Paleofantasy: What Evolution Really Tells Us about Sex, Diet, and How We Live (Nonfiction, Marlene Zuk, 2013) Evolutionary biologist surveys recent research challenging simplistic conceptions of early human existence and their supposed application to diet, exercise and gender roles today. Learn about the great ear wax divide, the anti-AIDS gene the Vikings spread, and the great overarching lesson of science: “uh, it’s complicated.” Although Zuk engages in a bit of straw-manning by poking fun at paleo beliefs as expressed by random internet commenters, those bits are more about comic relief than persuasion, so I’ll allow it.—RDL

Satan’s Town (Film, Japan, Seijun Suzuki, 1956) When cruel yakuza boss Ohba (Ichiro Sugai) escapes from prison, honor compels his underling Hayasaki (Seizaburo Kawazu) to help him get enough money to flee to Hong Kong. Suzuki must have decided to jam as many noir elements as he could into his third film (his first yakuza picture) and that over-fullness feeds his innovation and experimentation in editing and shot composition. –KH


Harbor Toast: Victory in My Hands (Film, Japan, Seijun Suzuki, 1956) Suzuki’s first film (also known as Victory is Mine) has flashes of interest and some neat framing shots, but it’s just a bog-standard B-picture about a jockey whose brother (a beached sailor) helps him out of a jam when he falls for a gangster’s woman.
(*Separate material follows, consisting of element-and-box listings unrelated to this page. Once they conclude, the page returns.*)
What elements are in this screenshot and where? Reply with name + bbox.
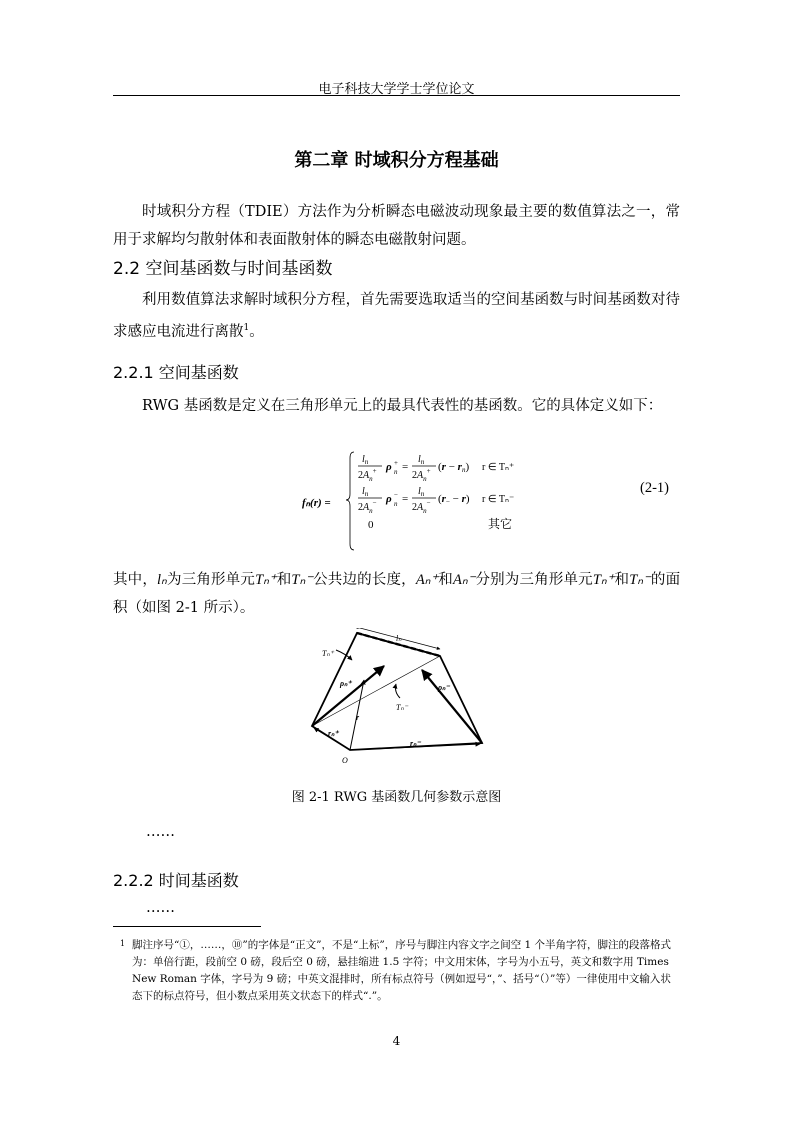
explanation-text-3: 和 <box>276 572 292 588</box>
explanation-text-6: 分别为三角形单元 <box>475 572 593 588</box>
label-tplus: Tₙ⁺ <box>322 649 334 658</box>
section-2-2-heading: 2.2 空间基函数与时间基函数 <box>113 259 333 279</box>
svg-text:(r− − r): (r− − r) <box>438 493 470 506</box>
explanation-text-8: 的面积（如图 2-1 所示）。 <box>113 572 681 616</box>
rwg-equation <box>300 448 540 554</box>
explanation-text-2: 为三角形单元 <box>166 572 256 588</box>
section-2-2-paragraph <box>113 286 680 346</box>
explanation-aplus: Aₙ⁺ <box>415 572 439 588</box>
svg-text:ln: $l_n$ <box>418 486 425 498</box>
tminus-pointer <box>396 684 401 698</box>
svg-text:ρ: ρ <box>386 461 392 473</box>
explanation-tminus-2: Tₙ⁻ <box>629 572 651 588</box>
svg-text:ln: $l_n$ <box>362 454 369 466</box>
equation-case3-value: 0 <box>368 519 374 531</box>
equation-number: (2-1) <box>640 480 669 496</box>
equation-case1-cond: r ∈ Tₙ⁺ <box>482 462 515 473</box>
rwg-figure <box>300 628 500 770</box>
label-rho-minus: ρₙ⁻ <box>438 683 450 692</box>
label-r: r <box>356 713 360 722</box>
label-origin: O <box>342 756 348 765</box>
section-2-2-2-heading: 2.2.2 时间基函数 <box>113 871 239 890</box>
equation-case-1 <box>358 454 514 483</box>
svg-text:−: − <box>394 491 398 499</box>
ellipsis-2: …… <box>146 900 175 916</box>
svg-text:(r − rn): (r − rn) <box>438 461 470 474</box>
explanation-paragraph <box>113 566 680 622</box>
footnote <box>113 937 680 1005</box>
label-r-minus: rₙ⁻ <box>410 739 421 748</box>
equation-lhs: fₙ(r) = <box>302 497 331 509</box>
rho-plus-vector <box>312 666 384 726</box>
svg-text:=: = <box>402 461 409 473</box>
section-2-2-text-end: 。 <box>249 323 264 340</box>
rho-guide <box>312 656 440 726</box>
header-rule <box>113 95 680 96</box>
footnote-mark: 1 <box>120 939 126 948</box>
ellipsis-1: …… <box>146 824 175 840</box>
equation-case-2 <box>358 486 514 515</box>
explanation-text-1: 其中， <box>113 572 158 588</box>
svg-text:+: + <box>394 459 398 467</box>
equation-case-3 <box>368 516 512 531</box>
page-number: 4 <box>392 1034 401 1048</box>
svg-text:2An+: $2A_n^+$ <box>358 467 377 483</box>
label-tminus: Tₙ⁻ <box>396 703 408 712</box>
equation-brace <box>346 452 354 550</box>
label-rho-plus: ρₙ⁺ <box>340 679 352 688</box>
explanation-aminus: Aₙ⁻ <box>452 572 476 588</box>
chapter-title: 第二章 时域积分方程基础 <box>294 150 499 171</box>
label-ln: lₙ <box>396 634 402 643</box>
svg-text:2An−: $2A_n^-$ <box>358 499 377 515</box>
footnote-ref[interactable]: 1 <box>243 323 250 333</box>
svg-text:=: = <box>402 493 409 505</box>
explanation-tplus-2: Tₙ⁺ <box>592 572 615 588</box>
intro-paragraph: 时域积分方程（TDIE）方法作为分析瞬态电磁波动现象最主要的数值算法之一，常用于求解均匀散射体和表面散射体的瞬态电磁散射问题。 <box>113 204 680 248</box>
figure-caption: 图 2-1 RWG 基函数几何参数示意图 <box>291 790 502 805</box>
footnote-rule <box>113 926 261 927</box>
section-2-2-1-paragraph: RWG 基函数是定义在三角形单元上的最具代表性的基函数。它的具体定义如下： <box>142 398 663 414</box>
equation-case3-cond: 其它 <box>488 517 513 531</box>
explanation-text-4: 公共边的长度， <box>312 572 416 588</box>
svg-text:n: n <box>394 500 398 508</box>
explanation-text-7: 和 <box>614 572 630 588</box>
equation-case2-cond: r ∈ Tₙ⁻ <box>482 494 515 505</box>
section-2-2-text: 利用数值算法求解时域积分方程，首先需要选取适当的空间基函数与时间基函数对待求感应电流进行离散 <box>113 292 680 340</box>
explanation-tminus: Tₙ⁻ <box>291 572 313 588</box>
label-r-plus: rₙ⁺ <box>328 729 339 738</box>
svg-text:ln: $l_n$ <box>362 486 369 498</box>
footnote-text: 脚注序号“①，……，⑩”的字体是“正文”，不是“上标”，序号与脚注内容文字之间空 1 个半角字符，脚注的段落格式为：单倍行距，段前空 0 磅，段后空 0 磅，悬挂缩进 1.5 字符；中文用宋体，字号为小五号，英文和数字用 Times New Roman 字体，字号为 9 磅；中英文混排时，所有标点符号（例如逗号“，”、括号“（）”等）一律使用中文输入状态下的标点符号，但小数点采用英文状态下的样式“.”。 <box>132 939 672 1002</box>
explanation-tplus: Tₙ⁺ <box>255 572 277 588</box>
explanation-text-5: 和 <box>438 572 453 588</box>
svg-text:2An−: $2A_n^-$ <box>412 499 431 515</box>
section-2-2-1-heading: 2.2.1 空间基函数 <box>113 363 239 382</box>
svg-text:ln: $l_n$ <box>418 454 425 466</box>
svg-text:n: n <box>394 468 398 476</box>
svg-text:2An+: $2A_n^+$ <box>412 467 431 483</box>
explanation-ln: lₙ <box>157 572 167 588</box>
svg-text:ρ: ρ <box>386 493 392 505</box>
running-header: 电子科技大学学士学位论文 <box>318 82 475 97</box>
Bump it up to Good if you’re keen to spot the emerging genius in this factory film beginning. –KH

Proud Mary (Film, US, Babak Najafi, 2018) Taraji P. Henson does a creditable job as the titular Mary, an assassin for Danny Glover’s mob who impulsively starts a gang war with the Russians over a 12-year-old boy (Jahi Di’Allo). But even decent acting chops mean nothing slathered in murky lighting; the lackluster fight choreography and dull score slow this wan attempt at modern blaxploitation way down when it should be kicking out the jams. –KH

Fascinatingly Terrible

A Lady Without Passport (Film, US, Joseph H. Lewis, 1950) Risk-taking immigration officer (John Hodiak) on undercover assignment in Cuba investigates a sinister people smuggler (George Macready) and falls for a glamourous Buchenwald survivor (Hedy Lamarr.) Lewis (Gun Crazy) directs the hell out of a script that takes one weirdo turn after another in its struggle with the sympathy issues endemic to movies with immigration cop heroes. It must also be said that any film where George Macready plays an oily villain becomes automatically good whenever he occupies the screen.—RDL

One Response to “Ken and Robin Consume Media: Oscar Noms are Fine, Paul Thomas Anderson, But Here’s the Real Accolade”

  1. Hubert Thorsby says:

    The Magnus Archives seems like something you might like. A horror podcast about an insitute that takes statements about supernatural events. Lovecraft meets creepypasta.